When it’s all put together, the case is pretty large, but that’s to be expected from a design of this type. The rubber extends out at the corners, adding extra drop protection, while ridges on the back add some grip. We’d feel totally comfortable handing a child a full-sized iPad in ShockWave, or putting it in a situation where it might otherwise get knocked around or dropped. One of the better thought-out aspects of the case is the rubber foot on the bottom of the built-in stand. It holds the tablet at a 55° landscape angle, preventing it from slipping or scuffing. The stand snaps securely into the back of the case when it’s not in use, sitting flush against the plastic surrounding it.
For the most part, Uzibull got button and port protection access right, although it isn’t as protective as it could be. Its raised Home Button works just as it should, even for double clicks. The Sleep/Wake and volume buttons are deeply recessed beneath the material, but raised protectors help maintain a good degree of tactility. Headphone and Dock Connector/Lightning port coverage is set up in a similar way. Neither is covered to prevent dirt or splashes from getting in. The ports are deep down there, but you should be able to connect most plugs; there will be some limitations with large, angled headphone connectors. There is one place where the thickness of the material presents a real issue though, and that’s with the side switch: the opening is so narrow and deep that you mightn’t be able to flip it. We were only able to do so with a pinky, and even that was hit and miss.
ShockWave’s screen protector thankfully doesn’t impact the touch sensitivity of the iPad’s display. It does feel more plasticy, but it doesn’t miss any inputs or swipes. Although the material itself is clear, a grid of dots over the entire surface is clearly visible, and creates a prismatic effect—despite our removal of a dotted temporary protector that came pre-installed on the plastic. If not for these issues, the protector would have been better.
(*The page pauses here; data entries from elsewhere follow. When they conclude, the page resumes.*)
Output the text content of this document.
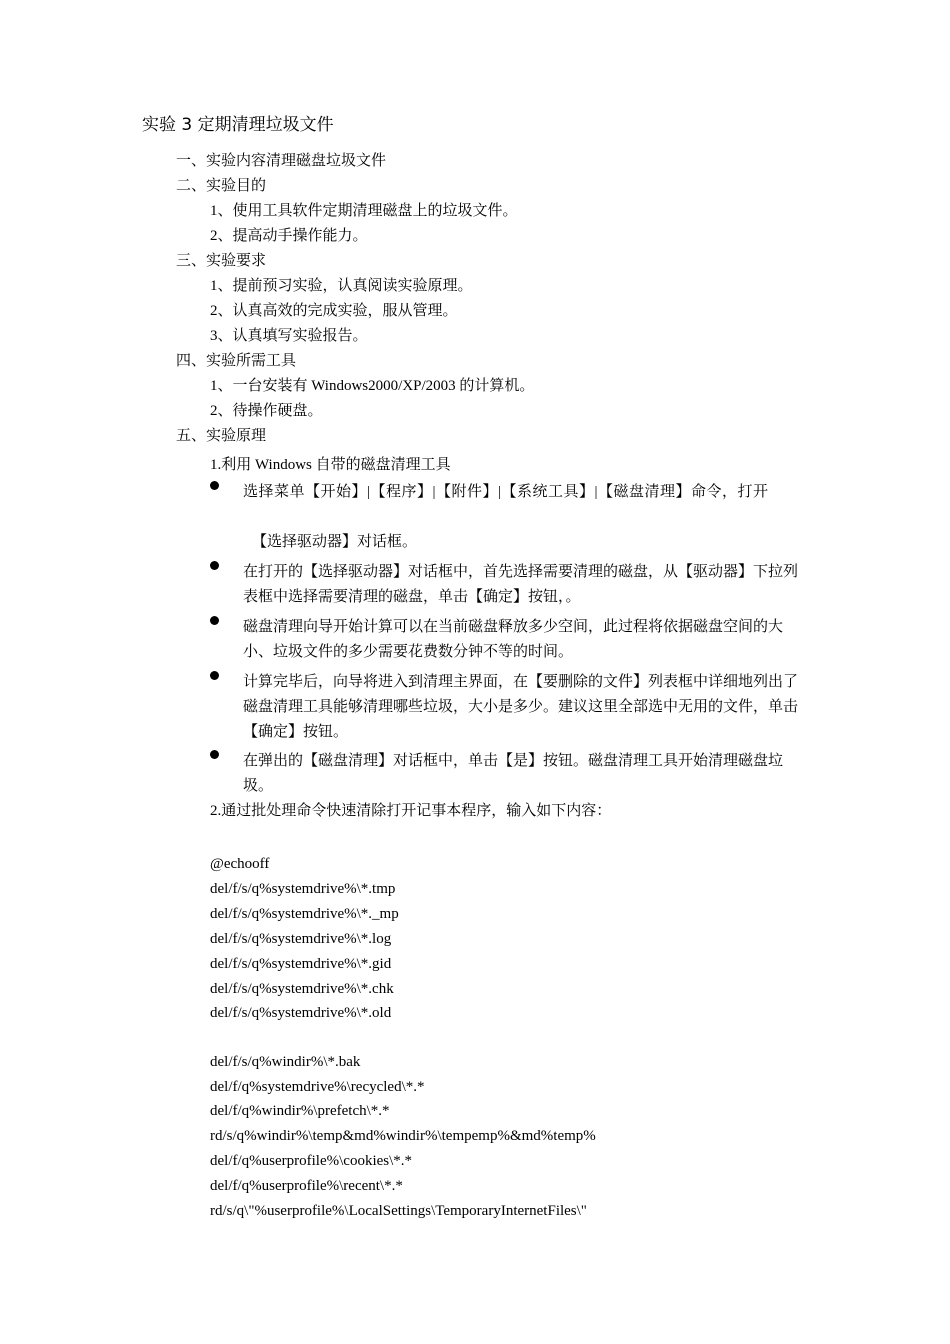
实验 3 定期清理垃圾文件
一、实验内容清理磁盘垃圾文件
二、实验目的
1、使用工具软件定期清理磁盘上的垃圾文件。
2、提高动手操作能力。
三、实验要求
1、提前预习实验，认真阅读实验原理。
2、认真高效的完成实验，服从管理。
3、认真填写实验报告。
四、实验所需工具
1、一台安装有 Windows2000/XP/2003 的计算机。
2、待操作硬盘。
五、实验原理
1.利用 Windows 自带的磁盘清理工具
选择菜单【开始】|【程序】|【附件】|【系统工具】|【磁盘清理】命令，打开
【选择驱动器】对话框。
在打开的【选择驱动器】对话框中，首先选择需要清理的磁盘，从【驱动器】下拉列表框中选择需要清理的磁盘，单击【确定】按钮，。
磁盘清理向导开始计算可以在当前磁盘释放多少空间，此过程将依据磁盘空间的大小、垃圾文件的多少需要花费数分钟不等的时间。
计算完毕后，向导将进入到清理主界面，在【要删除的文件】列表框中详细地列出了磁盘清理工具能够清理哪些垃圾，大小是多少。建议这里全部选中无用的文件，单击【确定】按钮。
在弹出的【磁盘清理】对话框中，单击【是】按钮。磁盘清理工具开始清理磁盘垃圾。
2.通过批处理命令快速清除打开记事本程序，输入如下内容：
@echooff
del/f/s/q%systemdrive%\*.tmp
del/f/s/q%systemdrive%\*._mp
del/f/s/q%systemdrive%\*.log
del/f/s/q%systemdrive%\*.gid
del/f/s/q%systemdrive%\*.chk
del/f/s/q%systemdrive%\*.old
del/f/s/q%windir%\*.bak
del/f/q%systemdrive%\recycled\*.*
del/f/q%windir%\prefetch\*.*
rd/s/q%windir%\temp&md%windir%\tempemp%&md%temp%
del/f/q%userprofile%\cookies\*.*
del/f/q%userprofile%\recent\*.*
rd/s/q\"%userprofile%\LocalSettings\TemporaryInternetFiles\"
Compared to the $80 Survivor, Uzibull’s $50 ShockWave offers many of the same features and aesthetics, although does miss the mark in a few ways. The lack of any port protection, the inability to access the side switch, the dots on the screen, and the installation/removal difficulty all detract from its appeal. But, there are advantages too, such as the built-in kickstand and the markedly lower price. Because this kind of protection simply isn’t seen at such a low price point, ShockWave earns our general recommendation. If you’re willing to make the sacrifices, it’s a good choice, but a little extra polish could have gone a long way towards making it better.